Part One
Our transformation into heavenly beings is often thought of as involving the redirection of our emotional attitudes. We will then love humility rather than power, find satisfaction in serving rather than being served, pleasure in divine companionship rather than worldly applause. Our hunger will be after righteousness, God’s glory rather than our own.
And of course that’s true. But the transformation will be still more profound.
A poet carefully studies the verse he’s been working on, then adds a comma. He sits back, his poem completed. He’s now content with what he’s done.
A man mopping a floor cleans the last corner, and then wrings his mop. He stands back and surveys the room. He’s now content with what he’s done.
What’s the difference in the contentment of the two men? Is there a qualitative difference? Perhaps an aesthetic difference? The one result is art! we say. The other’s merely a clean floor. Yes, but between the experiences of contentment themselves, what’s the difference? Not the difference between what they’re surveilling, but between the quality of the two experiences?

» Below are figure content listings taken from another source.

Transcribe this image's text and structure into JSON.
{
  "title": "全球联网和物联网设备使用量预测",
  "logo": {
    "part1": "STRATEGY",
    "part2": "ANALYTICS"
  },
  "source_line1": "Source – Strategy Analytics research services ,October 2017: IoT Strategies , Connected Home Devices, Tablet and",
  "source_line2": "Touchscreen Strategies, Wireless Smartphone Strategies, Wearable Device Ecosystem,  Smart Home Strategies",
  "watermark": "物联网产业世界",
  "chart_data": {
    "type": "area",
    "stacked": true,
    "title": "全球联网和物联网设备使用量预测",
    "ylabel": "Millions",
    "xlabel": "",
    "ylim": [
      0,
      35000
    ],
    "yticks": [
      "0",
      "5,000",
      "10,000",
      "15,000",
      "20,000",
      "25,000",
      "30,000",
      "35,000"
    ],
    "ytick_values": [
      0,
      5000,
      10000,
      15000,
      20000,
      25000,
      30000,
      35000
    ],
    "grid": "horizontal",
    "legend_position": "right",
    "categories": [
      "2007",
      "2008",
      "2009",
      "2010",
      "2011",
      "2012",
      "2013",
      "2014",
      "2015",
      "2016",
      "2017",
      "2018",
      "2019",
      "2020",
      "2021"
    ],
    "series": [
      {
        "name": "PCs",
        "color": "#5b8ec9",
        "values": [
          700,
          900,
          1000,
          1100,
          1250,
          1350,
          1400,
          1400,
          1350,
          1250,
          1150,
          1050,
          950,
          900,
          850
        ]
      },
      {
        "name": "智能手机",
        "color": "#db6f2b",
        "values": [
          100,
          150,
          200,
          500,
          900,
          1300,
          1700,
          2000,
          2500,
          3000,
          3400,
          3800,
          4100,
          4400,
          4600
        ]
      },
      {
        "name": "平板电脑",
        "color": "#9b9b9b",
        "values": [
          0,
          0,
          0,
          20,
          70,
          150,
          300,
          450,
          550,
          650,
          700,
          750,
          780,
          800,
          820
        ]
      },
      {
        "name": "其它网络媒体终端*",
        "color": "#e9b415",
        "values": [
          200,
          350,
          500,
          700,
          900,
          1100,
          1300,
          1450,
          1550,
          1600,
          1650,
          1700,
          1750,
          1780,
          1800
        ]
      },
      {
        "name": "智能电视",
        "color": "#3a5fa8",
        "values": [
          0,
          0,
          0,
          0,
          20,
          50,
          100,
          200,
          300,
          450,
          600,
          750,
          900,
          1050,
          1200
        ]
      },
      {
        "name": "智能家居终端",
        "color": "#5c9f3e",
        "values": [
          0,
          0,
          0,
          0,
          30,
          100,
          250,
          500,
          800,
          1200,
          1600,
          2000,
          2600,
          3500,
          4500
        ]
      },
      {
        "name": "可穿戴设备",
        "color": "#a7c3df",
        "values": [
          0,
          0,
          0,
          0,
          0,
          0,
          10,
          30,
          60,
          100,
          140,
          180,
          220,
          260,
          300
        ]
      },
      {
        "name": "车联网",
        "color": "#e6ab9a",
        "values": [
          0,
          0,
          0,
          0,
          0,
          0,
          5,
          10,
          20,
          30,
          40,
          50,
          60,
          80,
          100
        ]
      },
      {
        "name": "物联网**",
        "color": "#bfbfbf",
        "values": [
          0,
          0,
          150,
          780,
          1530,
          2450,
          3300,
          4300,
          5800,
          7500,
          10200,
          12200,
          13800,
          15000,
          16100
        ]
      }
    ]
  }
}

A woman tosses a ball out onto a lawn, then orders the dog crouched tensely at her side: Fetch! The dog springs away, then comes back carrying the ball, its tail wagging. The woman pats the dog on the head and accepts the ball.
Another woman sitting on a lawn is feeling thirsty. Please bring me an ice tea, she says to the maidservant standing nearby. When the maid brings the drink, the woman accepts the glass and says, Thank you.
What’s the difference, from the two women’s points of view? In both cases, an instruction or command has been obliged. Is there some qualitative difference between the two, meaning a difference in the quality or nature of their satisfaction?
A concert pianist strikes the final chord of a Chopin prelude, and the audience in attendance stands and cheers. A basketball player hits the winning basket from beyond the three point line, and the audience stands and cheers. A war hero is introduced at a political convention, and the audience stands and cheers.
What’s the spiritual difference in the three cases? And how do they differ from the first time her teacher congratulated the budding pianist, from the father cheering the toddler’s first basket in the driveway, from the soldier’s first victory over his playmates at hide-and-seek?
How does the fear of heights differ from the fear of snakes or the fear of failure or the fear of death? How does loving a person differ from loving a movie? Again, simply focused on the experienced fear, the experienced love, not their objects or circumstances?
Standing at a podium overlooking tens of thousands of enthralled soldiers in orderly ranks, a Hitler shouts calumny and fervid promises into a bank of microphones.
Before a small congregation in a country church, I, an aged pastor, moisten the forehead of a baby while murmuring words of sacrament.
Strip away our eyes, ears, memories…everything except the spiritual sentience of our respective moments…and could you even distinguish between the two of us?
The appreciations of the gourmet and the gourmand are indistinguishable. They differ in their objects, but not in their nature. The menu of our emotional life, in whatever setting and however artfully flavored, offers very basic fare, common to rich and poor, to delicate and gross, to saints and sinners, common to all.